The care that young children receive and the relationships they build have the ability to shape how they relate to others for the rest of their lives. They are constantly looking to us as models of how to relate to others and how to expect others to relate to them. We believe that children are full humans from birth, deserving of all the respect and consideration one would give to an adult person. Which is not to say children should be treated just like adults—children have unique needs, abilities, and developmental realities that need to be deeply understood. What respect means to us is listening to a child’s communication (verbal or otherwise) with full attention. It means giving real consideration and weight to their perspectives and desires. It means taking them seriously when they want to be taken seriously and trying to see our interactions through their eyes. Our hope is that every exchange we have with a child in our care leaves them feeling loved and seen and understood.

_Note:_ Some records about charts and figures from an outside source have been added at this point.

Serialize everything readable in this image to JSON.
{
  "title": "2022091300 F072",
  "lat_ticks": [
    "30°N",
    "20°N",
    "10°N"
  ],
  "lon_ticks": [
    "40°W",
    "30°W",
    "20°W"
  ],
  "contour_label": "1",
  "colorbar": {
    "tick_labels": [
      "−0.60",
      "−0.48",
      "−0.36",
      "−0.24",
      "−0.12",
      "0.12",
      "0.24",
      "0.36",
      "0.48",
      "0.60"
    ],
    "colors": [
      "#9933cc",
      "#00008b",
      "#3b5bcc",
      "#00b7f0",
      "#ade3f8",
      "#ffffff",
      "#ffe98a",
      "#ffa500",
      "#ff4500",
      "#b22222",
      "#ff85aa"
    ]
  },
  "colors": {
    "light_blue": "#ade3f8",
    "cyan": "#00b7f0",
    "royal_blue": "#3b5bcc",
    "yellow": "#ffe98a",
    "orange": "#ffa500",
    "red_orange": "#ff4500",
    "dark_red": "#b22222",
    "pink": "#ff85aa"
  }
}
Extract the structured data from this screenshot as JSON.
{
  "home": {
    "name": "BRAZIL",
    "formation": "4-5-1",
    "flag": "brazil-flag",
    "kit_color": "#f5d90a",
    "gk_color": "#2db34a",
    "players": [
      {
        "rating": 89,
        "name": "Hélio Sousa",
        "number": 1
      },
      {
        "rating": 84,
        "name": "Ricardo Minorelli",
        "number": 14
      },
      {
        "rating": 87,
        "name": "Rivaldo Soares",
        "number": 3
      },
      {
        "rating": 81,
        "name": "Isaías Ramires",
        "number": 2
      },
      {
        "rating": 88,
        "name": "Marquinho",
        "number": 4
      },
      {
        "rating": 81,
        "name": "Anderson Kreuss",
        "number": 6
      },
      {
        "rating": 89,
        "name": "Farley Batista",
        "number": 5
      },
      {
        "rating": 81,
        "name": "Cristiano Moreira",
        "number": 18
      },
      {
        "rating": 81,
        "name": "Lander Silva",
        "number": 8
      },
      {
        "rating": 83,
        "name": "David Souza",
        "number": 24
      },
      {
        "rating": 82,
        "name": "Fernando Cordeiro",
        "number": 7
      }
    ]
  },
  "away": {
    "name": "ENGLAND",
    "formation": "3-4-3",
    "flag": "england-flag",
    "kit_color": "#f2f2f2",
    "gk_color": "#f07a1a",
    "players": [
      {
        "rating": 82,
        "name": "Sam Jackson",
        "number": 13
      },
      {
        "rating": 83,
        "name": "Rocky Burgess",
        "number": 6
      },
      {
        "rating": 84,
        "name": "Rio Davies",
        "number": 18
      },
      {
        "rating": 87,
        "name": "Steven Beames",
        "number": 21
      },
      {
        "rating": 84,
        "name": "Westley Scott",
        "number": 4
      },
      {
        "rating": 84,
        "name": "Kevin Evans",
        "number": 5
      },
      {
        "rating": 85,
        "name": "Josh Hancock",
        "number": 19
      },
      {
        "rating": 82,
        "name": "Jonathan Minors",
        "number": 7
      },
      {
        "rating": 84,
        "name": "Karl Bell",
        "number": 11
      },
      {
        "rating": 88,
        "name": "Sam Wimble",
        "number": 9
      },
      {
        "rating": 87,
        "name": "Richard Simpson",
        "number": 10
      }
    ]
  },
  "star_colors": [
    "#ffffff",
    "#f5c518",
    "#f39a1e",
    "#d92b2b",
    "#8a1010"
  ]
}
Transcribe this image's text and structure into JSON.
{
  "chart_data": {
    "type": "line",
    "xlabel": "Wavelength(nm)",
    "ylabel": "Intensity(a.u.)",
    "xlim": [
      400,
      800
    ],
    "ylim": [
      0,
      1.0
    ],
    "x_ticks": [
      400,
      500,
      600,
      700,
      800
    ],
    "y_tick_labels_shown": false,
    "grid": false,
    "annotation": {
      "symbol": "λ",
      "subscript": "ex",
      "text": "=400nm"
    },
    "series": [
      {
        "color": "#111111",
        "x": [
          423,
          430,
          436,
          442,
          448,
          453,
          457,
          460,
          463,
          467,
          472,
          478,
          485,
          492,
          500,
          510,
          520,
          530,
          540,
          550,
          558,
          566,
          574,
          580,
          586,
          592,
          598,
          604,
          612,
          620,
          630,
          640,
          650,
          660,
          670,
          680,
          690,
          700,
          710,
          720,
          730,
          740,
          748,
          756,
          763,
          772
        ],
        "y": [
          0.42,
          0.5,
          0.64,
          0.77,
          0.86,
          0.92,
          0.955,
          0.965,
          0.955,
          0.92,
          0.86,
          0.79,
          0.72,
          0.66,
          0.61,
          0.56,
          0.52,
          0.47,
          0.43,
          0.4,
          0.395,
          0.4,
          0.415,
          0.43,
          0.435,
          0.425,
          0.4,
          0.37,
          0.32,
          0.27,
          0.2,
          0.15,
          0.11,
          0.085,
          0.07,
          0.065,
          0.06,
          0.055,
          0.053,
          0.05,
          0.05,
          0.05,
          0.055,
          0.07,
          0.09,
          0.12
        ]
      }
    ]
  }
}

Guidance, Community Expectations, and Social Skills

“In my world there are no bad kids, just impressionable, conflicted young people wrestling with emotions and impulses, trying to communicate their feelings and needs the only way they know how.”

-Janet Lansbury

“It’s OK if it’s not hurting people or property.”

-Heather Shumaker

“Kids do well when they can” 

-Ross Greene

At Seedlings, we believe in modeling as the primary source of children’s social learning and growth. This means that, at all times, adults engage with children in a way that is respectful and calm. We arrive at a set of expectations for our small community through discussion and mutual agreement. This process allows children to feel responsibility and ownership over the norms and agreements that exist in the community, and encourages them to stay accountable to one another. When problems or disagreements arise, children solve them through discussion with one another, with a trusted adult nearby to facilitate only as much as is needed. Even very small children can take responsibility for solving their own problems, when they are trusted and seen as competent and capable.